As seen in 2.2.5, the DT parameter mechanism allows multiple targets to be patched from the same parameter, but the utility is limited by the fact that the same value has to be written to all locations (except for format conversion and the negation available from inverted booleans). The addition of embedded literal assignments allows a parameter to write arbitrary values, regardless of the parameter value supplied by the user.
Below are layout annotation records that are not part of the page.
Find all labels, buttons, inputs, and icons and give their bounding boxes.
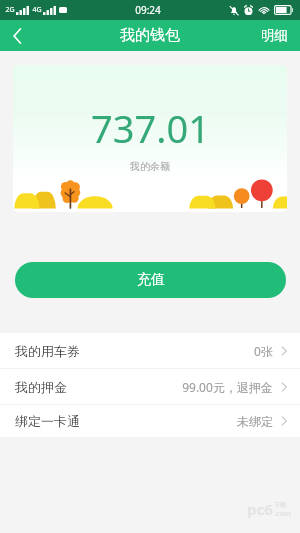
staticText: 我的余额 [130,160,170,173]
staticText: 99.00元，退押金 [182,379,273,395]
staticText: 0张 [254,343,273,359]
staticText: .com [274,509,291,519]
staticText: 充值 [137,271,165,289]
button[interactable]: 我的用车券 [0,333,300,368]
button[interactable]: 充值 [15,262,286,298]
staticText: 我的用车券 [15,343,80,359]
button[interactable]: 明细 [249,20,300,51]
staticText: 下载 [274,501,286,509]
staticText: 09:24 [135,3,161,17]
button[interactable]: 我的押金 [0,369,300,404]
staticText: 我的押金 [15,379,67,395]
staticText: 未绑定 [237,414,273,429]
button[interactable]: 绑定一卡通 [0,405,300,437]
staticText: 737.01 [91,102,210,154]
staticText: pc6 [247,499,273,519]
staticText: 明细 [261,27,288,44]
staticText: 我的钱包 [120,26,180,45]
staticText: 绑定一卡通 [15,413,80,429]
button[interactable]: Back [0,20,36,51]
staticText: 4G [32,5,42,15]
staticText: 2G [5,5,15,15]
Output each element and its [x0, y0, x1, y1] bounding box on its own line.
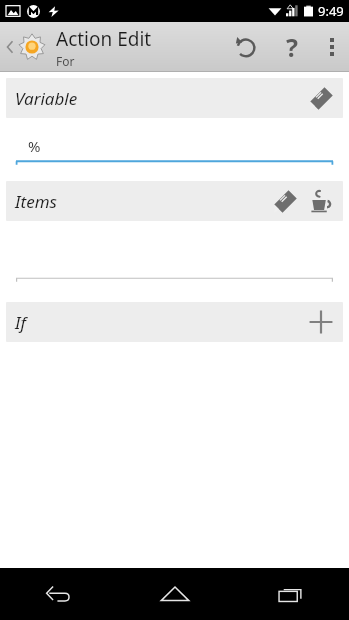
staticText: 9:49: [318, 2, 344, 20]
button[interactable]: More options: [315, 22, 349, 72]
staticText: Action Edit: [56, 26, 152, 52]
button[interactable]: Preset: [303, 181, 339, 221]
button[interactable]: Variable: [6, 78, 343, 118]
button[interactable]: Edit: [303, 78, 339, 118]
button[interactable]: Edit: [267, 181, 303, 221]
button[interactable]: Back: [0, 33, 50, 61]
staticText: Items: [15, 190, 57, 213]
button[interactable]: %: [16, 136, 333, 164]
button[interactable]: Recent apps: [233, 568, 349, 620]
button[interactable]: [16, 253, 333, 281]
staticText: ?: [286, 30, 298, 64]
button[interactable]: Back: [0, 568, 117, 620]
staticText: Variable: [15, 87, 78, 110]
button[interactable]: Items: [6, 181, 343, 221]
button[interactable]: Undo: [223, 22, 269, 72]
staticText: For: [56, 53, 75, 69]
button[interactable]: If: [6, 302, 343, 342]
button[interactable]: Home: [117, 568, 233, 620]
button[interactable]: Help: [269, 22, 315, 72]
button[interactable]: Add: [303, 302, 339, 342]
staticText: %: [28, 136, 41, 156]
staticText: If: [15, 311, 26, 334]
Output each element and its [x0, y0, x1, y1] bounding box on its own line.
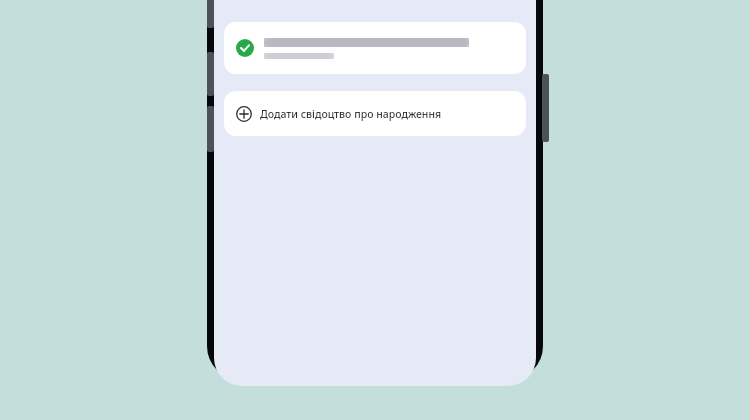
staticText: Додати свідоцтво про народження	[260, 107, 442, 121]
button[interactable]: Особа	[224, 22, 526, 74]
button[interactable]: Додати свідоцтво про народження	[224, 91, 526, 136]
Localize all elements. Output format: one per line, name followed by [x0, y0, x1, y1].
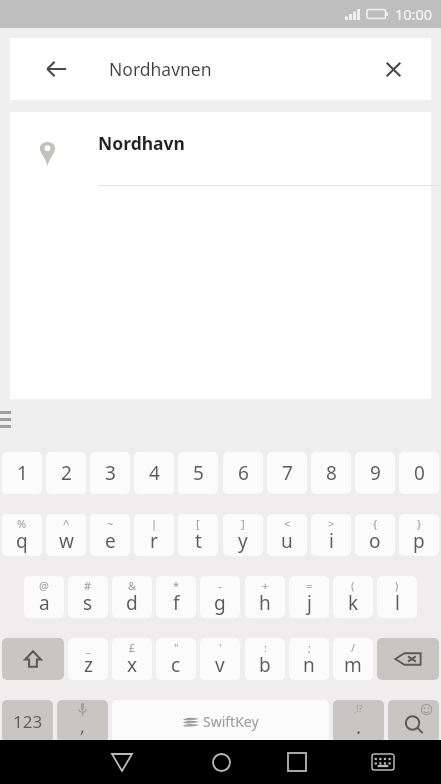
- button[interactable]: {: [355, 514, 395, 556]
- button[interactable]: Voice input: [57, 700, 108, 742]
- staticText: }: [417, 516, 422, 531]
- button[interactable]: %: [2, 514, 42, 556]
- staticText: ~: [107, 516, 114, 531]
- staticText: >: [328, 516, 335, 531]
- button[interactable]: }: [399, 514, 439, 556]
- button[interactable]: -: [200, 576, 240, 618]
- staticText: %: [17, 516, 27, 531]
- staticText: Nordhavn: [98, 131, 185, 155]
- staticText: +: [262, 578, 269, 593]
- staticText: h: [259, 590, 271, 616]
- staticText: ,: [80, 714, 85, 739]
- staticText: 5: [193, 460, 204, 486]
- button[interactable]: Search: [388, 700, 439, 742]
- staticText: 2: [61, 460, 72, 486]
- button[interactable]: ": [156, 638, 196, 680]
- button[interactable]: 4: [134, 452, 174, 494]
- staticText: z: [84, 652, 93, 678]
- button[interactable]: [: [178, 514, 218, 556]
- button[interactable]: Switch keyboard: [361, 740, 405, 784]
- staticText: .: [356, 714, 362, 740]
- button[interactable]: 5: [178, 452, 218, 494]
- button[interactable]: ^: [46, 514, 86, 556]
- button[interactable]: 2: [46, 452, 86, 494]
- staticText: v: [215, 652, 225, 678]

Assignments appear at the end of a declaration, and are indicated by a =:

str_val  = <&target>,"strprop=value";              // 1
int_val  = <&target>,"intprop:0=42                 // 2
int_val2 = <&target>,"intprop:0=",<42>;            // 3
bytes    = <&target>,"bytestr[=b8:27:eb:01:23:45"; // 4

Lines 1, 2 and 4 are fairly obvious, but line 3 is more interesting because the value appears as an integer (cell) value. The DT compiler evaluates integer expressions at compile time, which might be convenient (particularly if macro values are used), but the cell can also contain a reference to a label:

// Force an LED to use a GPIO on the internal GPIO controller.
exp_led = <&led1>,"gpios:0=",<&gpio>,
          <&led1>,"gpios:4";

When the overlay is applied, the label will be resolved against the base DTB in the usual way. Note that it is a good idea to split multi-part parameters over multiple lines like this to make them easier to read - something that becomes more necessary with the addition of cell value assignments like this.